Government Improvement Panel Finally Funded

In some belated news, the FY 2009 appropriations bill signed into law March 11 includes funding for the Administrative Conference of the United States (ACUS). ACUS will receive $1.5 million of the omnibus spending bill’s $410 billion total haul.

The money will have to be used to resurrect ACUS, which was dismantled in 1995. Congress reauthorized ACUS in 2004 and again last year, but the FY 2009 omnibus spending bill marks the first time the agency has received funding since the mid-90s.
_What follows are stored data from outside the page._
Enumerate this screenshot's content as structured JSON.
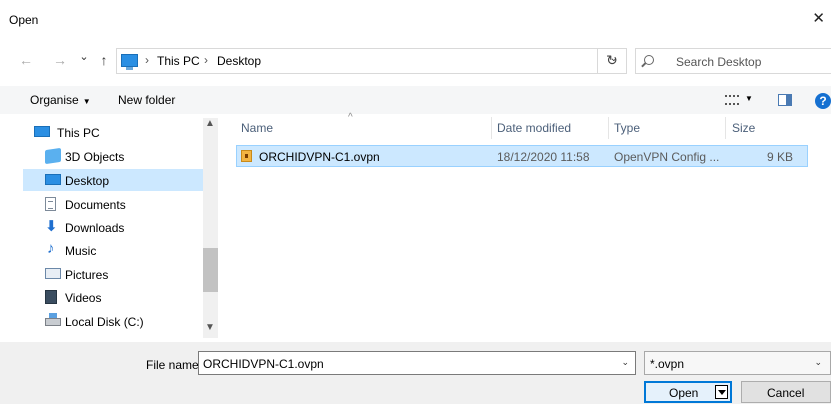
{
  "window": {
    "title": "Open",
    "close_glyph": "✕"
  },
  "nav": {
    "back_glyph": "←",
    "forward_glyph": "→",
    "recent_glyph": "⌄",
    "up_glyph": "↑",
    "address": [
      "This PC",
      "Desktop"
    ],
    "address_sep": "›",
    "dropdown_glyph": "⌄",
    "refresh_glyph": "↻",
    "search_placeholder": "Search Desktop"
  },
  "toolbar": {
    "organise_label": "Organise",
    "organise_caret": "▼",
    "new_folder_label": "New folder",
    "view_caret": "▼",
    "help_glyph": "?"
  },
  "navpane": {
    "items": [
      {
        "label": "This PC",
        "icon": "pc-icon"
      },
      {
        "label": "3D Objects",
        "icon": "3d-objects-icon"
      },
      {
        "label": "Desktop",
        "icon": "desktop-icon",
        "selected": true
      },
      {
        "label": "Documents",
        "icon": "documents-icon"
      },
      {
        "label": "Downloads",
        "icon": "downloads-icon"
      },
      {
        "label": "Music",
        "icon": "music-icon"
      },
      {
        "label": "Pictures",
        "icon": "pictures-icon"
      },
      {
        "label": "Videos",
        "icon": "videos-icon"
      },
      {
        "label": "Local Disk (C:)",
        "icon": "local-disk-icon"
      }
    ],
    "downloads_glyph": "⬇",
    "music_glyph": "♪"
  },
  "filelist": {
    "columns": [
      "Name",
      "Date modified",
      "Type",
      "Size"
    ],
    "sort_glyph": "^",
    "rows": [
      {
        "name": "ORCHIDVPN-C1.ovpn",
        "date": "18/12/2020 11:58",
        "type": "OpenVPN Config ...",
        "size": "9 KB"
      }
    ]
  },
  "footer": {
    "filename_label": "File name:",
    "filename_value": "ORCHIDVPN-C1.ovpn",
    "filter_value": "*.ovpn",
    "dropdown_glyph": "⌄",
    "open_label": "Open",
    "cancel_label": "Cancel"
  },
  "colors": {
    "selection": "#cce8ff",
    "accent": "#0078d7"
  }
}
ACUS was created in 1968 as an independent agency with a small staff assisted by outside experts in administrative law, government processes, judicial review and enforcement, and agency regulatory processes. The conference had a reputation for producing high-quality, independent, nonpartisan analysis and is credited with issuing more than 200 recommendations, many of which were implemented, as well as a variety of reports and studies on how to improve government.

It is suspected that ACUS pays for itself. By government standards, its budget is tiny; but its recommendations on improving efficiency at other agencies can lead to big savings, especially over the long term.

The $1.5 million only has to last through September. (Congress waited five months into the new fiscal year, which started Oct. 1, 2008, to fully fund the government.) We will now have to wait to see if President Obama proposes funding for ACUS when he releases his FY 2010 budget (whenever that will be).

The recommendations developed by ACUS during the years it operated are available online at Florida State University's College of Law ABA Administrative Procedure Database.